HOPEFULLY YOU’RE NOT LISTENING TO THE NEW YORK TIMES: New York Times columnist Frank Bruni turned in a mediocre column on how to pick a college which deserves comment both on its own merits as well as for what it says about Bruni and his NYT readership.
According to Bruni, students should “ask themselves not which school is the surest route to riches but which will give them the richest experiences to draw from, which will broaden their frames of reference.” That sounds nice, but college takes four years or more and costs a lot of money. Is this the best advice for everybody?
It’s almost a throwaway line that doesn’t come until halfway in, but Bruni writes, “If you’re among the lucky who can factor more than cost and proximity into where you decide to go…” Aha!
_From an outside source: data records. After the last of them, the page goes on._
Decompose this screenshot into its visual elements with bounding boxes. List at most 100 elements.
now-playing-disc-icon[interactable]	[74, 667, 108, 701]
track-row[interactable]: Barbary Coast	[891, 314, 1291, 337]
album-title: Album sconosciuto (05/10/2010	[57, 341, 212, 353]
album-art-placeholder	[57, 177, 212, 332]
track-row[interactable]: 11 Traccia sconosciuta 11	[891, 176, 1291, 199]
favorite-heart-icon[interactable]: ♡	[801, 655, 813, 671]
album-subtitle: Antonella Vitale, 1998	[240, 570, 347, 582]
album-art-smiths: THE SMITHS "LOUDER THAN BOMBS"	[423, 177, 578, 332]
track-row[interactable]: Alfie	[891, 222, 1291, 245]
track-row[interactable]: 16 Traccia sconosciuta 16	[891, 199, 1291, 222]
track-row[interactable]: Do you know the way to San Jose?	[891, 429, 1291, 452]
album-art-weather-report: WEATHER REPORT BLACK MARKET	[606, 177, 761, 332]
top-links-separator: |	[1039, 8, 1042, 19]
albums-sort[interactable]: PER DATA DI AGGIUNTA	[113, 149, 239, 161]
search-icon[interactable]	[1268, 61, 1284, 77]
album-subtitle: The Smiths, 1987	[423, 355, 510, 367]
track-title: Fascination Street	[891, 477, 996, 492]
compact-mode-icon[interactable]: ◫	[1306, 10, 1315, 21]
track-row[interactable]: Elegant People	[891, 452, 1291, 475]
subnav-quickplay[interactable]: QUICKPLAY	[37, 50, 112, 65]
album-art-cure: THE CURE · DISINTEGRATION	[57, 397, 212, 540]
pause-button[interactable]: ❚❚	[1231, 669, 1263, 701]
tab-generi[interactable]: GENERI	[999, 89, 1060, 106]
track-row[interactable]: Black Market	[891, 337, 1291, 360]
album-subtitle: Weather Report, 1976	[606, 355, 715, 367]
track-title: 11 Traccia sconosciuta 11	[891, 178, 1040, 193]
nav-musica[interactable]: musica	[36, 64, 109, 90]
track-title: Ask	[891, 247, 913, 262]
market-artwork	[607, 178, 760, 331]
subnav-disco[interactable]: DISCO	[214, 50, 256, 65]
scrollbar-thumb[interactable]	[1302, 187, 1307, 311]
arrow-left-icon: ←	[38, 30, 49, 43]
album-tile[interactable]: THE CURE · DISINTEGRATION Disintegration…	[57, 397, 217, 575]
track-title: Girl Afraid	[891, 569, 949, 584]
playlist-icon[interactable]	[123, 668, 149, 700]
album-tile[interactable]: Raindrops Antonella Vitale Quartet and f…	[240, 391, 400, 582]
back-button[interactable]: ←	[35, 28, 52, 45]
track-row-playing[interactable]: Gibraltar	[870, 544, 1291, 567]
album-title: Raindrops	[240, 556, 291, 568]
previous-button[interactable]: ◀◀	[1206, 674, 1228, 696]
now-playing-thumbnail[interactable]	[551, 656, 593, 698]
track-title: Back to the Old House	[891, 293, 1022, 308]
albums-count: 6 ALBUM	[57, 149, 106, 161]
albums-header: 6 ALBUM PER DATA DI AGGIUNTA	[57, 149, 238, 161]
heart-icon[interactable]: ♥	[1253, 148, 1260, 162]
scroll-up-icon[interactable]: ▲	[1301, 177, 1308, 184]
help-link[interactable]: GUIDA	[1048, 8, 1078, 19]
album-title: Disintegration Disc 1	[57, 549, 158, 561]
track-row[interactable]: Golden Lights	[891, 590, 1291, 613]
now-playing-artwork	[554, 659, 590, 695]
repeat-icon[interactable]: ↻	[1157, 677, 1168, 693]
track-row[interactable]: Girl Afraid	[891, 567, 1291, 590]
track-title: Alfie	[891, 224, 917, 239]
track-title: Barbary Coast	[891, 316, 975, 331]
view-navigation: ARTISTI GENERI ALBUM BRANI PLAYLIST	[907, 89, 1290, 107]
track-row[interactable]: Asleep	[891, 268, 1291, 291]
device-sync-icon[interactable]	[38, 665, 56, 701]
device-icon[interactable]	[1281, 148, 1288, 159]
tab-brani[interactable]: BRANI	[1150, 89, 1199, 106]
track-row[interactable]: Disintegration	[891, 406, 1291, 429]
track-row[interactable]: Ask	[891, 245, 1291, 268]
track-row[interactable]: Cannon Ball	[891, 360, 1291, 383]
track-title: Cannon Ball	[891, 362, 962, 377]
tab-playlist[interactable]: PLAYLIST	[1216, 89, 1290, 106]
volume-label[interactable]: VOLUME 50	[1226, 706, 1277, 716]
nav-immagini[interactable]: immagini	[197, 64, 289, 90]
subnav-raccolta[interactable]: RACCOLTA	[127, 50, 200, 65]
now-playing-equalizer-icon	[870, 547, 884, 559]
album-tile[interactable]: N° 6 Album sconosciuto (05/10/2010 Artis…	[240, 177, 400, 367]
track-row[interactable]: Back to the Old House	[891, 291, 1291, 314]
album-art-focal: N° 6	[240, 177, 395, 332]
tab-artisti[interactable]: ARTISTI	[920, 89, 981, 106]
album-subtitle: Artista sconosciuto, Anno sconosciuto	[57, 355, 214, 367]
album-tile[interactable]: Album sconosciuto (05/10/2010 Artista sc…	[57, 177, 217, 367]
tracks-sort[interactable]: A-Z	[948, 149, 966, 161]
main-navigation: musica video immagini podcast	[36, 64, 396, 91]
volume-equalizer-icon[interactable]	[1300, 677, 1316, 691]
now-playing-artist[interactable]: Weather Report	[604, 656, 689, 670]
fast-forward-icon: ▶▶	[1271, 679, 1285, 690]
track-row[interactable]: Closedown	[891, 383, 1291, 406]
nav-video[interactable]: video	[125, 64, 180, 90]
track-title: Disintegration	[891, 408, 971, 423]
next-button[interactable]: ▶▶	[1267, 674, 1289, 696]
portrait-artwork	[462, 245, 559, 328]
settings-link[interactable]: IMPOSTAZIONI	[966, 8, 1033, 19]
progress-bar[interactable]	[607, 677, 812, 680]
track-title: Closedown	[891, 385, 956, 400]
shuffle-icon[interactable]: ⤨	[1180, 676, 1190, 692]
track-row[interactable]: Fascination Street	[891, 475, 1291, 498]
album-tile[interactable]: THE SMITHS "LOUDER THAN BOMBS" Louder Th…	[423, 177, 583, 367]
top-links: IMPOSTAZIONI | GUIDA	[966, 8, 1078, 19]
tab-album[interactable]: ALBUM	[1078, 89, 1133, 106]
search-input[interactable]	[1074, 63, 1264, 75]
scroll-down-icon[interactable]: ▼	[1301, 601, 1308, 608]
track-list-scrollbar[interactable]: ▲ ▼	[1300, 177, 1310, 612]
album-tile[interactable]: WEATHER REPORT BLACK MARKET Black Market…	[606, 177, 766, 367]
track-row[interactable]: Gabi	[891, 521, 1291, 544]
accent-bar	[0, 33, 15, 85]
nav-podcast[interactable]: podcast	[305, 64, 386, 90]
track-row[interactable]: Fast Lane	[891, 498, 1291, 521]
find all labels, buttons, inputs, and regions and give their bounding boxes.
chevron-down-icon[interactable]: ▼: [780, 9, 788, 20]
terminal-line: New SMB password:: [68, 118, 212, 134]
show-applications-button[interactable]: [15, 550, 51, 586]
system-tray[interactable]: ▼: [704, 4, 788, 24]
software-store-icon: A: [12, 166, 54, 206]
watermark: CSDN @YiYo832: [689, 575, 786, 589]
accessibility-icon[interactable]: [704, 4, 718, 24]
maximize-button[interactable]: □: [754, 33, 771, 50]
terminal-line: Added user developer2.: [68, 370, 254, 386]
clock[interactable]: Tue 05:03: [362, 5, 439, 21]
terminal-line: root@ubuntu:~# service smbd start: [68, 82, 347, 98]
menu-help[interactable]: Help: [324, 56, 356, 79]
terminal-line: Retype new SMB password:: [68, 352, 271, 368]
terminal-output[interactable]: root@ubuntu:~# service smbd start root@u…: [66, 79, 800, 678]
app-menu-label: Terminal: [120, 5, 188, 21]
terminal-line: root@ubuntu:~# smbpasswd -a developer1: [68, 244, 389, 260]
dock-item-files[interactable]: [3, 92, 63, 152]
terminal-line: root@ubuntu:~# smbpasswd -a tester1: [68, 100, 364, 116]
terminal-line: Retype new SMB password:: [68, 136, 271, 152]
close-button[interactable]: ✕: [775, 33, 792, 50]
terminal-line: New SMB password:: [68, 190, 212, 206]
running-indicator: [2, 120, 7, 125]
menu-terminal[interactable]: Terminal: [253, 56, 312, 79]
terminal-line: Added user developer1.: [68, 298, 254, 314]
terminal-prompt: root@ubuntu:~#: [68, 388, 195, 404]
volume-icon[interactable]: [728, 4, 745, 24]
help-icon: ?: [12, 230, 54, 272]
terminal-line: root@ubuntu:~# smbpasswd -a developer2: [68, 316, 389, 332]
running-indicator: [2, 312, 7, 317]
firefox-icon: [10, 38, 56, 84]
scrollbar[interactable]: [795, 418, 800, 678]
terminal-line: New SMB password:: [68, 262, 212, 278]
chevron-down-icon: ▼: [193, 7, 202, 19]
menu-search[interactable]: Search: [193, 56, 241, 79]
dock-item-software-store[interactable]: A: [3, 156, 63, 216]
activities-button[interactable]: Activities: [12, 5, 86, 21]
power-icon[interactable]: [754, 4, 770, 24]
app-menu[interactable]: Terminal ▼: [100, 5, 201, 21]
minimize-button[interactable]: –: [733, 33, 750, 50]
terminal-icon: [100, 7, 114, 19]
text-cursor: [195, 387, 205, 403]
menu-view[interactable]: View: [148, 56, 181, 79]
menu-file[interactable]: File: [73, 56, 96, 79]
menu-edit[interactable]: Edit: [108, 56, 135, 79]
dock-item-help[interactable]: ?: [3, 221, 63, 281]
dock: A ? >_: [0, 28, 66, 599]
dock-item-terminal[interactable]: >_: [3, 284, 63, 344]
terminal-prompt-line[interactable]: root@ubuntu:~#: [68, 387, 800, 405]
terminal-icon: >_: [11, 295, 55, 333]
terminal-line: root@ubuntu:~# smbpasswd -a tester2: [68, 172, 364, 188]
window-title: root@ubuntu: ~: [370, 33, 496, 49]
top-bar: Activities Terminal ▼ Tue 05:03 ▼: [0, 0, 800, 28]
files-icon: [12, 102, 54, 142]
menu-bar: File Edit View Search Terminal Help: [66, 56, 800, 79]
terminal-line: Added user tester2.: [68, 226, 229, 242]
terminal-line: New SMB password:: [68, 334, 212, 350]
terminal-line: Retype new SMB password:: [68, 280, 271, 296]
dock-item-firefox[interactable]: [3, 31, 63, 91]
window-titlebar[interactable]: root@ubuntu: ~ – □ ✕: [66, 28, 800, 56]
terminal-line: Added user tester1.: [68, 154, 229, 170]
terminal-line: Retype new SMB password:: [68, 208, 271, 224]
Now we see who Bruni’s writing for. Remember this chart that we ran a few weeks ago?
The title of the piece is “How to Choose a College”, but a better title would be, “How to Choose a College if Your Parents Make a Lot of Money.” Vast swaths of the United States would impoverish themselves by listening to Bruni, but not so much the NYT readership, it would seem.
The Lion of the Blogosphere gives a partial corrective to Bruni’s lousy advice:
This is really bad advice because what college a person goes to is the single most important key to unlocking a good career track. And because teenagers are flighty, don’t know what they really want, and can’t even imagine what kind of person they will be in ten years, they are likely to choose a college for stupid reasons.
Parents should ignore this bad advice. They should guide their children to attend the most prestigious college they can get into, and to select a major that will allow them to enter a good career track. I don’t even recommend parents take their children on visits to colleges, in order to prevent them from falling in love with lower-tier school that has a good marketing message.
We say partial corrective because once you get past the upper echelon–and we’ll leave it to the philosophers to decide what schools, exactly, constitute this particular echelon–choice of college isn’t going to to make that big of a difference in your career on average, at least not if you’re talking about going to a slightly less selective school where you can get better financial aid.
People like to use terms like “priceless” or “invaluable” when describing a college education, but such terms are not helpful when making decisions about something that can eat up $50,000 per year per child. It’s hard to get through a week without reading yet another sob story about some liberal arts major who followed Bruni’s advice and found himself burdened with $100K in debt and minimal job prospects. Cost is one component of a college education that needs to be weighed along with other factors–and, as LOTB points out, career positioning is another. To reject or downplay either merely goes to show that the NYT op-ed board dwells in a privileged and very well-insulated bubble.